AuraDB instances on AWS affected by unavailability
Incident Report for Neo4j Aura
Postmortem

What happened

On 2024-04-29 at 08:57:35 UTC, Neo4j implemented a code update that had unintended consequences for our infrastructure management.

The aforementioned code introduced a bug in our cluster management tool, which became apparent when an update to our Kubernetes clusters resulted in the termination of VMs hosting certain databases. While the system self-healed, this led to instances becoming temporarily unavailable for some AWS customers.

Since our code rollout occurs progressively across environments, the impact was staggered across AWS service tiers.

How the service was affected

Some of our AWS customers (running instances up to 32GB of RAM) experienced a <10 minute service interruption between 2024-04-29 08:57:35 UTC and 2024-04-29 12:33:40 UTC when the last batch of impacted databases completed the self-healing process.

The impact occurred during multiple time intervals.
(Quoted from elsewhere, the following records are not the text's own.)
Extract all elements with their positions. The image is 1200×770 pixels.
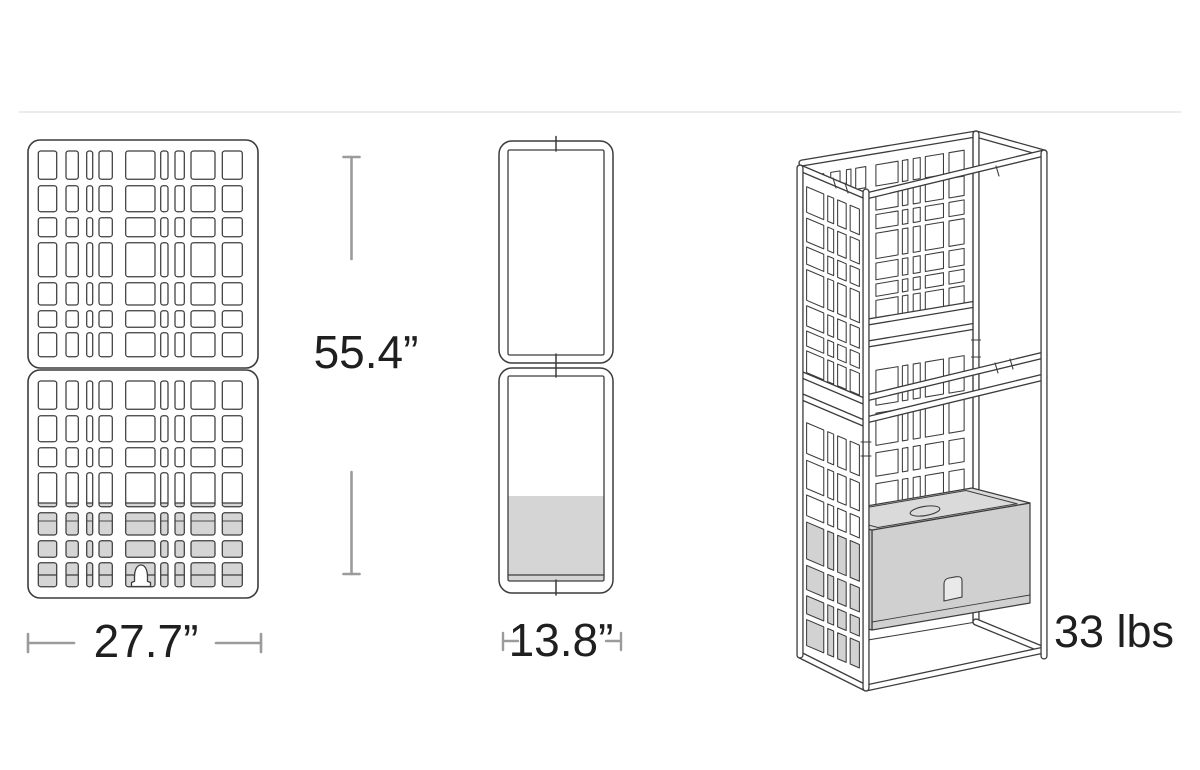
side-panel-bottom <box>499 368 613 593</box>
height-dimension-label: 55.4” <box>314 325 419 379</box>
side-panel-top <box>499 141 613 363</box>
product-dimension-diagram: 55.4” 27.7” 13.8” 33 lbs <box>0 0 1200 770</box>
planter-panel-bottom <box>28 370 258 598</box>
front-view <box>28 140 258 598</box>
side-trellis-face <box>800 168 866 688</box>
side-view <box>499 137 613 596</box>
perspective-view <box>800 134 1044 688</box>
width-dimension-label: 27.7” <box>94 614 199 668</box>
bottom-clip <box>944 577 962 601</box>
trellis-panel-top <box>28 140 258 368</box>
depth-dimension-label: 13.8” <box>509 613 614 667</box>
weight-label: 33 lbs <box>1054 606 1174 658</box>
Each interval affected a different group of instances, resulting in shorter recovery times for individual instances.

This occurred in the following time intervals as the roll out was staggered:

  • 08:57:35 - 09:09:50 UTC
  • 09:11:55 - 09:25:05 UTC
  • 09:37:05 - 09:48:55 UTC
  • 10:08:35 - 10:20:50 UTC
  • 11:13:00 - 11:27:10 UTC
  • 12:10:20 - 12:23:40 UTC
  • 12:19:30 - 12:33:40 UTC

What we are doing now

After conducting a comprehensive analysis of the situation, we are taking decisive actions to prevent such incidents from occurring in the future. Our efforts fall into two key areas:

Immediate Actions:
  • Enhancing monitoring and alert systems for the underlying Aura infrastructure, with a focus on detecting and responding to individual (or small groups of) database unavailability promptly.
  • Strengthening testing protocols and code review processes to identify and address bugs in the components managing Cloud Infrastructure at an earlier stage.

These measures are aimed at ensuring the reliability and stability of our services moving forward.

Posted Apr 30, 2024 - 15:59 UTC

Resolved
This incident is now resolved
Posted Apr 29, 2024 - 12:33 UTC
Monitoring
Some AuraDB instances running on AWS have lost temporarily availability before recovering automatically.
Posted Apr 29, 2024 - 08:57 UTC
This incident affected: AuraDB Enterprise (*.databases.neo4j.io) (AuraDB Enterprise on AWS (*.databases.neo4j.io)), AuraDB Professional (*.databases.neo4j.io) (AuraDB Professional on AWS (*.databases.neo4j.io)), and AWS (Amazon Web Services) (AWS ec2-ap-south-1, AWS eks-ap-south-1, AWS s3-ap-south-1, AWS ec2-ap-southeast-2, AWS eks-ap-southeast-2, AWS s3-ap-southeast-2, AWS s3-ca-central-1, AWS ec2-ca-central-1, AWS eks-eu-central-1, AWS s3-eu-central-1, AWS ec2-eu-central-1, AWS eks-eu-west-1, AWS ec2-eu-west-1, AWS s3-eu-west-1, AWS s3-eu-west-2, AWS eks-eu-west-2, AWS ec2-eu-west-2, AWS ec2-eu-west-3, AWS eks-eu-west-3, AWS s3-eu-west-3, AWS eks-us-east-1, AWS s3-us-east-1, AWS eks-us-east-2, AWS ec2-us-east-2, AWS s3-us-east-2, AWS s3-us-west-2, AWS eks-us-west-2, AWS ec2-us-west-2).